MLflow 3.0 generative AI workflow (Beta)
This feature is in Beta.
Example notebook
The example notebook creates an agent, logs it to MLflow, and evaluates its performance. The notebook installs the databricks-langchain
, databricks-agents
, uv
, and langgraph==0.3.4
libraries. This notebook is an adaption of the LangGraph tool-calling agent notebook. For additional example notebooks and more details on how to create agents, see Author AI agents in code.
MLflow 3.0 build and evaluate a generative AI agent notebook
Explore agent performance using the MLflow UI
The notebook code runs an initial test, querying the chain to make sure that it performs well enough for further testing. Traces from this test are available in the MLflow UI on the model details page, on the Traces tab.
The evaluation run in the example notebook produces two MLflow runs, one MLflow LoggedModel
, and traces from the interactive query and evaluation. All of the evaluation metrics for the agent are displayed on the model details page of the MLflow experiment.

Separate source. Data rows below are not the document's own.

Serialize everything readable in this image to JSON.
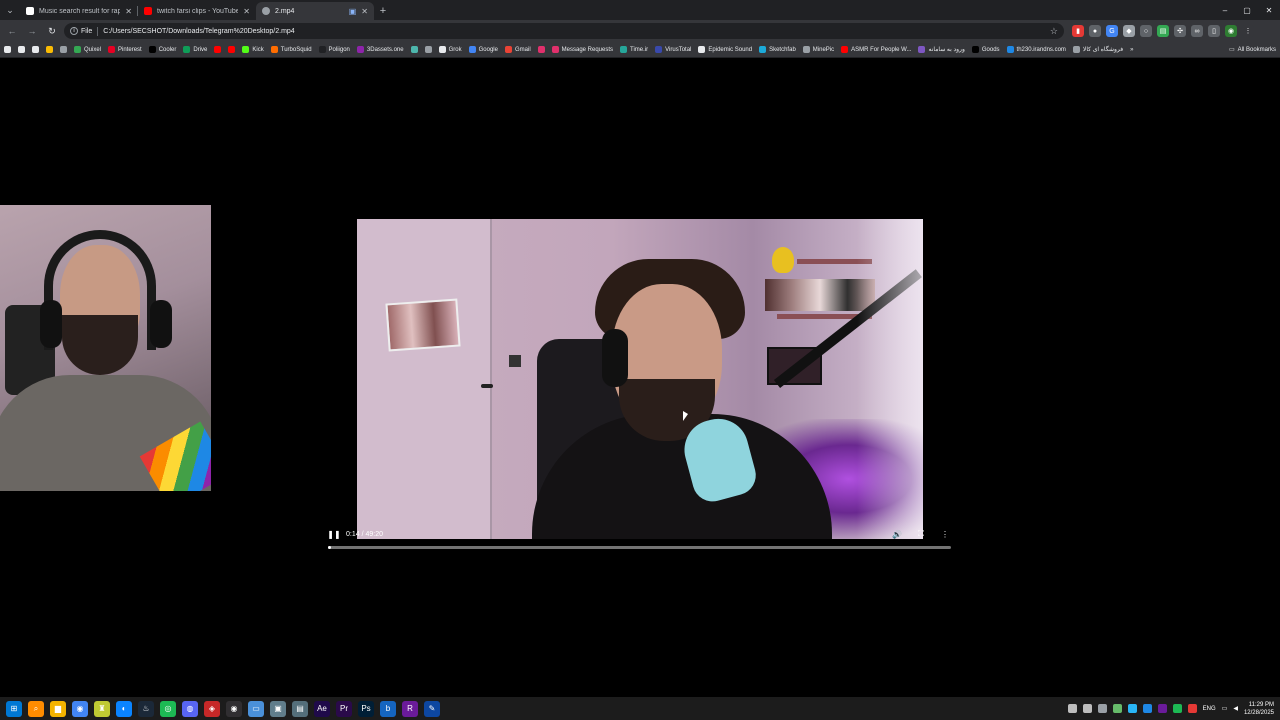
{
  "browser": {
    "tabs": [
      {
        "title": "Music search result for rap | Ep",
        "favicon_color": "#ffffff",
        "active": false
      },
      {
        "title": "twitch farsi clips - YouTube",
        "favicon_color": "#ff0000",
        "active": false
      },
      {
        "title": "2.mp4",
        "favicon_color": "#9aa0a6",
        "active": true
      }
    ],
    "newtab_icon": "plus-icon",
    "window_controls": {
      "minimize": "–",
      "maximize": "▢",
      "close": "✕"
    }
  },
  "toolbar": {
    "chip_label": "File",
    "url": "C:/Users/SECSHOT/Downloads/Telegram%20Desktop/2.mp4",
    "back": "←",
    "forward": "→",
    "reload": "↻",
    "star": "☆",
    "extensions": [
      {
        "name": "pdf-ext-icon",
        "color": "#e53935",
        "glyph": "▮"
      },
      {
        "name": "circle-ext-icon",
        "color": "#5f6368",
        "glyph": "●"
      },
      {
        "name": "translate-ext-icon",
        "color": "#4285f4",
        "glyph": "G"
      },
      {
        "name": "shield-ext-icon",
        "color": "#9aa0a6",
        "glyph": "◆"
      },
      {
        "name": "grey-ext-icon",
        "color": "#5f6368",
        "glyph": "○"
      },
      {
        "name": "sheet-ext-icon",
        "color": "#34a853",
        "glyph": "▤"
      },
      {
        "name": "puzzle-ext-icon",
        "color": "#5f6368",
        "glyph": "✣"
      },
      {
        "name": "glasses-ext-icon",
        "color": "#5f6368",
        "glyph": "∞"
      },
      {
        "name": "sidebar-ext-icon",
        "color": "#5f6368",
        "glyph": "▯"
      },
      {
        "name": "profile-ext-icon",
        "color": "#2e7d32",
        "glyph": "◉"
      },
      {
        "name": "menu-ext-icon",
        "color": "#35363a",
        "glyph": "⋮"
      }
    ]
  },
  "bookmarks": {
    "items": [
      {
        "label": "",
        "color": "#e8eaed"
      },
      {
        "label": "",
        "color": "#e8eaed"
      },
      {
        "label": "",
        "color": "#e8eaed"
      },
      {
        "label": "",
        "color": "#fbbc04"
      },
      {
        "label": "",
        "color": "#9aa0a6"
      },
      {
        "label": "Quixel",
        "color": "#34a853"
      },
      {
        "label": "Pinterest",
        "color": "#e60023"
      },
      {
        "label": "Cooler",
        "color": "#000000"
      },
      {
        "label": "Drive",
        "color": "#0f9d58"
      },
      {
        "label": "",
        "color": "#ff0000"
      },
      {
        "label": "",
        "color": "#ff0000"
      },
      {
        "label": "Kick",
        "color": "#53fc18"
      },
      {
        "label": "TurboSquid",
        "color": "#ff6d00"
      },
      {
        "label": "Poliigon",
        "color": "#202124"
      },
      {
        "label": "3Dassets.one",
        "color": "#8e24aa"
      },
      {
        "label": "",
        "color": "#4db6ac"
      },
      {
        "label": "",
        "color": "#9aa0a6"
      },
      {
        "label": "Grok",
        "color": "#e8eaed"
      },
      {
        "label": "Google",
        "color": "#4285f4"
      },
      {
        "label": "Gmail",
        "color": "#ea4335"
      },
      {
        "label": "",
        "color": "#e1306c"
      },
      {
        "label": "Message Requests",
        "color": "#e1306c"
      },
      {
        "label": "Time.ir",
        "color": "#26a69a"
      },
      {
        "label": "VirusTotal",
        "color": "#3949ab"
      },
      {
        "label": "Epidemic Sound",
        "color": "#e8eaed"
      },
      {
        "label": "Sketchfab",
        "color": "#1caad9"
      },
      {
        "label": "MinePic",
        "color": "#9aa0a6"
      },
      {
        "label": "ASMR For People W...",
        "color": "#ff0000"
      },
      {
        "label": "ورود به سامانه",
        "color": "#7e57c2"
      },
      {
        "label": "Goods",
        "color": "#000000"
      },
      {
        "label": "th230.irandns.com",
        "color": "#1e88e5"
      },
      {
        "label": "فروشگاه ای کالا",
        "color": "#9aa0a6"
      }
    ],
    "overflow": "»",
    "all_bookmarks": "All Bookmarks"
  },
  "player": {
    "play_state_icon": "pause-icon",
    "play_glyph": "❚❚",
    "time": "0:14 / 49:20",
    "progress_fraction": 0.005,
    "volume_glyph": "🔊",
    "fullscreen_glyph": "⛶",
    "more_glyph": "⋮"
  },
  "taskbar": {
    "apps": [
      {
        "name": "start-icon",
        "color": "#0078d4",
        "glyph": "⊞"
      },
      {
        "name": "search-icon",
        "color": "#ff8c00",
        "glyph": "⌕"
      },
      {
        "name": "explorer-icon",
        "color": "#f4b400",
        "glyph": "▆"
      },
      {
        "name": "chrome-icon",
        "color": "#4285f4",
        "glyph": "◉"
      },
      {
        "name": "vpn-icon",
        "color": "#c0ca33",
        "glyph": "♜"
      },
      {
        "name": "edge-icon",
        "color": "#0a84ff",
        "glyph": "◐"
      },
      {
        "name": "steam-icon",
        "color": "#1b2838",
        "glyph": "♨"
      },
      {
        "name": "spotify-icon",
        "color": "#1db954",
        "glyph": "◎"
      },
      {
        "name": "discord-icon",
        "color": "#5865f2",
        "glyph": "◍"
      },
      {
        "name": "davinci-icon",
        "color": "#c62828",
        "glyph": "◈"
      },
      {
        "name": "obs-icon",
        "color": "#302e31",
        "glyph": "◉"
      },
      {
        "name": "monitor-icon",
        "color": "#4a90d9",
        "glyph": "▭"
      },
      {
        "name": "screen-icon",
        "color": "#607d8b",
        "glyph": "▣"
      },
      {
        "name": "notes-icon",
        "color": "#546e7a",
        "glyph": "▤"
      },
      {
        "name": "after-effects-icon",
        "color": "#1f0a4a",
        "glyph": "Ae"
      },
      {
        "name": "premiere-icon",
        "color": "#2a0a4a",
        "glyph": "Pr"
      },
      {
        "name": "photoshop-icon",
        "color": "#001e36",
        "glyph": "Ps"
      },
      {
        "name": "blender-b-icon",
        "color": "#1565c0",
        "glyph": "b"
      },
      {
        "name": "r-app-icon",
        "color": "#6a1b9a",
        "glyph": "R"
      },
      {
        "name": "pen-tool-icon",
        "color": "#0d47a1",
        "glyph": "✎"
      }
    ],
    "tray_icons": [
      "#e53935",
      "#1db954",
      "#6a1b9a",
      "#1e88e5",
      "#29b6f6",
      "#66bb6a",
      "#9aa0a6",
      "#bdbdbd",
      "#bdbdbd"
    ],
    "language": "ENG",
    "time": "11:29 PM",
    "date": "12/28/2025"
  }
}
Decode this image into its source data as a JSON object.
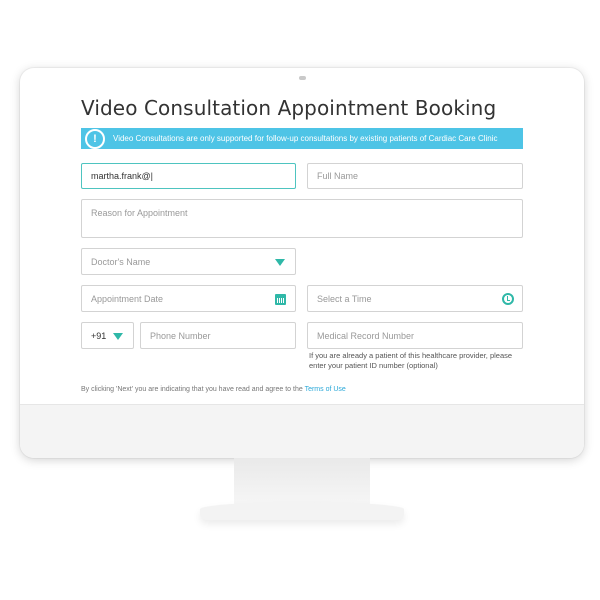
{
  "page": {
    "title": "Video Consultation Appointment Booking",
    "notice": {
      "icon": "exclamation-icon",
      "text": "Video Consultations are only supported for follow-up consultations by existing patients of Cardiac Care Clinic"
    }
  },
  "form": {
    "email": {
      "value": "martha.frank@|"
    },
    "full_name": {
      "placeholder": "Full Name"
    },
    "reason": {
      "placeholder": "Reason for Appointment"
    },
    "doctor": {
      "placeholder": "Doctor's Name"
    },
    "date": {
      "placeholder": "Appointment Date"
    },
    "time": {
      "placeholder": "Select a Time"
    },
    "country_code": {
      "value": "+91"
    },
    "phone": {
      "placeholder": "Phone Number"
    },
    "mrn": {
      "placeholder": "Medical Record Number"
    },
    "mrn_help": "If you are already a patient of this healthcare provider, please enter your patient ID number (optional)",
    "terms_prefix": "By clicking 'Next' you are indicating that you have read and agree to the ",
    "terms_link": "Terms of Use"
  },
  "colors": {
    "accent": "#4ec4e6",
    "teal": "#2fb8a8",
    "active_border": "#4ec4c0"
  }
}
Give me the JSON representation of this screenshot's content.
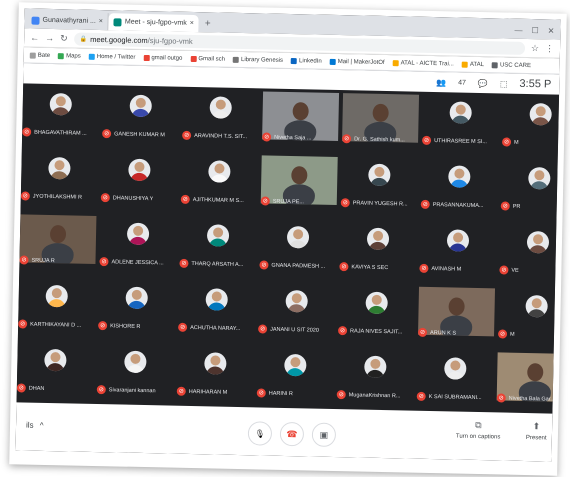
{
  "browser": {
    "tabs": [
      {
        "label": "Gunavathyrani ...",
        "active": false,
        "favicon_color": "#4285f4"
      },
      {
        "label": "Meet - sju-fgpo-vmk",
        "active": true,
        "favicon_color": "#00897b"
      }
    ],
    "new_tab_symbol": "+",
    "window_controls": [
      "—",
      "☐",
      "✕"
    ],
    "url_host": "meet.google.com",
    "url_path": "/sju-fgpo-vmk",
    "bookmarks": [
      {
        "label": "Bate",
        "color": "#9e9e9e"
      },
      {
        "label": "Maps",
        "color": "#34a853"
      },
      {
        "label": "Home / Twitter",
        "color": "#1da1f2"
      },
      {
        "label": "gmail outgo",
        "color": "#ea4335"
      },
      {
        "label": "Gmail sch",
        "color": "#ea4335"
      },
      {
        "label": "Library Genesis",
        "color": "#757575"
      },
      {
        "label": "LinkedIn",
        "color": "#0a66c2"
      },
      {
        "label": "Mail | MakerJotOf",
        "color": "#0078d4"
      },
      {
        "label": "ATAL - AICTE Trai...",
        "color": "#f9ab00"
      },
      {
        "label": "ATAL",
        "color": "#f9ab00"
      },
      {
        "label": "USC CARE",
        "color": "#5f6368"
      }
    ],
    "meet_topbar": {
      "participants_count": "47",
      "clock": "3:55 P"
    }
  },
  "participants": [
    {
      "name": "BHAGAVATHIRAM ...",
      "kind": "avatar",
      "color": "#6d4c41"
    },
    {
      "name": "GANESH KUMAR M",
      "kind": "avatar",
      "color": "#3949ab"
    },
    {
      "name": "ARAVINDH T.S. SIT...",
      "kind": "avatar",
      "color": "#eeeeee"
    },
    {
      "name": "Nivetha Saja ...",
      "kind": "video",
      "color": "#8d8f93"
    },
    {
      "name": "Dr. G. Sathish kum...",
      "kind": "video",
      "color": "#6e6a66"
    },
    {
      "name": "UTHIRASREE M SI...",
      "kind": "avatar",
      "color": "#455a64"
    },
    {
      "name": "M",
      "kind": "avatar",
      "color": "#795548"
    },
    {
      "name": "JYOTHILAKSHMI R",
      "kind": "avatar",
      "color": "#8e6e53"
    },
    {
      "name": "DHANUSHIYA Y",
      "kind": "avatar",
      "color": "#c62828"
    },
    {
      "name": "AJITHKUMAR M S...",
      "kind": "avatar",
      "color": "#fafafa"
    },
    {
      "name": "SRUJA PE...",
      "kind": "video",
      "color": "#8d9a88"
    },
    {
      "name": "PRAVIN YUGESH R...",
      "kind": "avatar",
      "color": "#37474f"
    },
    {
      "name": "PRASANNAKUMA...",
      "kind": "avatar",
      "color": "#1e88e5"
    },
    {
      "name": "PR",
      "kind": "avatar",
      "color": "#546e7a"
    },
    {
      "name": "SRUJA R",
      "kind": "video",
      "color": "#6b5a4c"
    },
    {
      "name": "ADLENE JESSICA ...",
      "kind": "avatar",
      "color": "#ad1457"
    },
    {
      "name": "THARQ ARSATH A...",
      "kind": "avatar",
      "color": "#00897b"
    },
    {
      "name": "GNANA PADMESH ...",
      "kind": "avatar",
      "color": "#e0e0e0"
    },
    {
      "name": "KAVIYA S SEC",
      "kind": "avatar",
      "color": "#5d4037"
    },
    {
      "name": "AVINASH M",
      "kind": "avatar",
      "color": "#283593"
    },
    {
      "name": "VE",
      "kind": "avatar",
      "color": "#6d4c41"
    },
    {
      "name": "KARTHIKAYANI D ...",
      "kind": "avatar",
      "color": "#ffb74d"
    },
    {
      "name": "KISHORE R",
      "kind": "avatar",
      "color": "#1565c0"
    },
    {
      "name": "ACHUTHA NARAY...",
      "kind": "avatar",
      "color": "#0277bd"
    },
    {
      "name": "JANANI U SIT 2020",
      "kind": "avatar",
      "color": "#8d6e63"
    },
    {
      "name": "RAJA NIVES SAJIT...",
      "kind": "avatar",
      "color": "#2e7d32"
    },
    {
      "name": "ARUN K S",
      "kind": "video",
      "color": "#7d6a5c"
    },
    {
      "name": "M",
      "kind": "avatar",
      "color": "#424242"
    },
    {
      "name": "DHAN",
      "kind": "avatar",
      "color": "#3e2723"
    },
    {
      "name": "Sivaranjani kannan",
      "kind": "avatar",
      "color": "#f5f5f5"
    },
    {
      "name": "HARIHARAN M",
      "kind": "avatar",
      "color": "#4e342e"
    },
    {
      "name": "HARINI R",
      "kind": "avatar",
      "color": "#0097a7"
    },
    {
      "name": "MuganaKrishnan R...",
      "kind": "avatar",
      "color": "#212121"
    },
    {
      "name": "K SAI SUBRAMANI...",
      "kind": "avatar",
      "color": "#eeeeee"
    },
    {
      "name": "Nivetha Bala Gar...",
      "kind": "video",
      "color": "#9e8b73"
    }
  ],
  "bottom": {
    "details_label": "ils",
    "details_chevron": "^",
    "mic_symbol": "🎙",
    "hangup_symbol": "☎",
    "camera_symbol": "▣",
    "captions_label": "Turn on captions",
    "present_label": "Present",
    "colors": {
      "hangup": "#ea4335",
      "mic_muted": "#ea4335"
    }
  }
}
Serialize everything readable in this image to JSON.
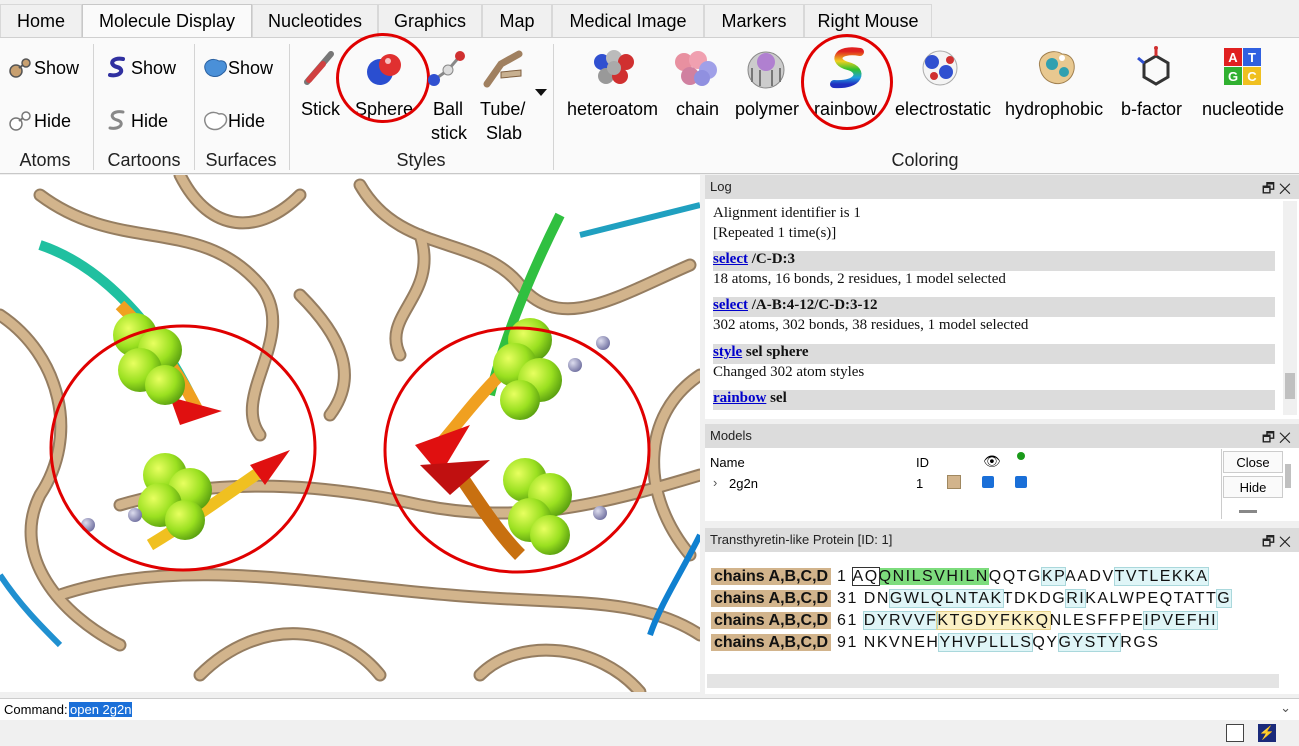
{
  "tabs": [
    "Home",
    "Molecule Display",
    "Nucleotides",
    "Graphics",
    "Map",
    "Medical Image",
    "Markers",
    "Right Mouse"
  ],
  "ribbon": {
    "atoms": {
      "show": "Show",
      "hide": "Hide",
      "label": "Atoms"
    },
    "cartoons": {
      "show": "Show",
      "hide": "Hide",
      "label": "Cartoons"
    },
    "surfaces": {
      "show": "Show",
      "hide": "Hide",
      "label": "Surfaces"
    },
    "styles": {
      "label": "Styles",
      "stick": "Stick",
      "sphere": "Sphere",
      "ball1": "Ball",
      "ball2": "stick",
      "tube1": "Tube/",
      "tube2": "Slab"
    },
    "coloring": {
      "label": "Coloring",
      "items": [
        "heteroatom",
        "chain",
        "polymer",
        "rainbow",
        "electrostatic",
        "hydrophobic",
        "b-factor",
        "nucleotide"
      ]
    }
  },
  "log": {
    "title": "Log",
    "lines": [
      "Alignment identifier is 1",
      "[Repeated 1 time(s)]"
    ],
    "cmd1": {
      "link": "select",
      "rest": " /C-D:3"
    },
    "out1": "18 atoms, 16 bonds, 2 residues, 1 model selected",
    "cmd2": {
      "link": "select",
      "rest": " /A-B:4-12/C-D:3-12"
    },
    "out2": "302 atoms, 302 bonds, 38 residues, 1 model selected",
    "cmd3": {
      "link": "style",
      "rest": " sel sphere"
    },
    "out3": "Changed 302 atom styles",
    "cmd4": {
      "link": "rainbow",
      "rest": " sel"
    }
  },
  "models": {
    "title": "Models",
    "col_name": "Name",
    "col_id": "ID",
    "row_name": "2g2n",
    "row_id": "1",
    "btn_close": "Close",
    "btn_hide": "Hide"
  },
  "sequence": {
    "title": "Transthyretin-like Protein [ID: 1]",
    "chain_label": "chains A,B,C,D",
    "nums": [
      "1",
      "31",
      "61",
      "91"
    ]
  },
  "command": {
    "label": "Command:",
    "value": "open 2g2n"
  },
  "colors": {
    "accent_red": "#e00000",
    "tan": "#d2b48c",
    "link": "#0000cc"
  }
}
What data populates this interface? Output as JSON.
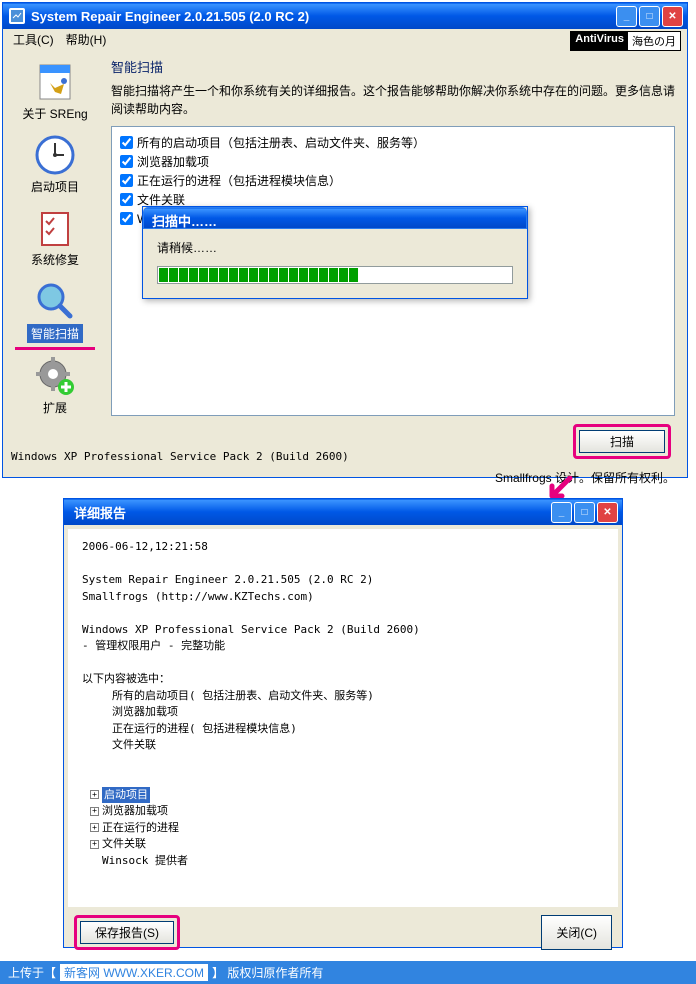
{
  "window1": {
    "title": "System Repair Engineer 2.0.21.505 (2.0 RC 2)",
    "menu": {
      "tools": "工具(C)",
      "help": "帮助(H)"
    },
    "badge": {
      "av": "AntiVirus",
      "jp": "海色の月"
    },
    "sidebar": {
      "items": [
        {
          "label": "关于 SREng"
        },
        {
          "label": "启动项目"
        },
        {
          "label": "系统修复"
        },
        {
          "label": "智能扫描"
        },
        {
          "label": "扩展"
        }
      ]
    },
    "content": {
      "title": "智能扫描",
      "desc": "智能扫描将产生一个和你系统有关的详细报告。这个报告能够帮助你解决你系统中存在的问题。更多信息请阅读帮助内容。",
      "checks": [
        "所有的启动项目（包括注册表、启动文件夹、服务等）",
        "浏览器加载项",
        "正在运行的进程（包括进程模块信息）",
        "文件关联",
        "Winsock 提供者"
      ],
      "scan_btn": "扫描"
    },
    "progress": {
      "title": "扫描中……",
      "wait": "请稍候……"
    },
    "status": "Windows XP Professional Service Pack 2 (Build 2600)",
    "copyright": "Smallfrogs 设计。保留所有权利。"
  },
  "window2": {
    "title": "详细报告",
    "body": {
      "timestamp": "2006-06-12,12:21:58",
      "product": "System Repair Engineer 2.0.21.505 (2.0 RC 2)",
      "author": "Smallfrogs (http://www.KZTechs.com)",
      "os": "Windows XP Professional Service Pack 2 (Build 2600)",
      "priv": "- 管理权限用户 - 完整功能",
      "seltitle": "以下内容被选中：",
      "sel": [
        "所有的启动项目( 包括注册表、启动文件夹、服务等)",
        "浏览器加载项",
        "正在运行的进程( 包括进程模块信息)",
        "文件关联"
      ],
      "tree": [
        "启动项目",
        "浏览器加载项",
        "正在运行的进程",
        "文件关联",
        "Winsock 提供者"
      ]
    },
    "buttons": {
      "save": "保存报告(S)",
      "close": "关闭(C)"
    }
  },
  "footer": {
    "prefix": "上传于【",
    "site": "新客网 WWW.XKER.COM",
    "suffix": "】 版权归原作者所有"
  }
}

The model ID and model parameters and metrics are also displayed on the Unity Catalog model version page.
You can now use Mosaic AI Model Serving to serve this model to a live endpoint that can be embedded into any application. Traces from online invocations of the serving endpoint are also recorded in the Traces tab of the Unity Catalog model version, along with any offline traces from the development phase. See Deploy an agent for generative AI applications.
MLflow tracing and feedback with tool-calling agents
This short tutorial demonstrates how MLflow can capture detailed traces of a LangChain tool-calling agent as it solves mathematical problems. It illustrates the ability of MLflow to trace agent execution and store feedback about the agent's response. Feedback, which is logged using the log_feedback
API, is very helpful for measuring and improving the quality of an agent.
MLflow 3.0 tracing and feedback with a tool-calling agent notebook
More information
See the following pages for additional information:
What's the difference between the Models tab on the MLflow experiment page and the model version page in Catalog Explorer?
The Models tab of the experiment page and the model version page in Catalog Explorer show similar information about the model. The two views have different roles in the model development and deployment lifecycle.
- The Models tab of the experiment page presents the results of logged models from an experiment on a single page. The Charts tab on this page provides visualizations to help you compare models and select the model versions to register to Unity Catalog for possible deployment.
- In Catalog Explorer, the model version page provides an overview of all model performance and evaluation results. This page shows model parameters, metrics, and traces across all linked environments including different workspaces, endpoints, and experiments. This is useful for monitoring and deployment, and works especially well with deployment jobs. The evaluation task in a deployment job creates additional metrics that appear on this page. The approver for the job can then review this page to assess whether to approve the model version for deployment.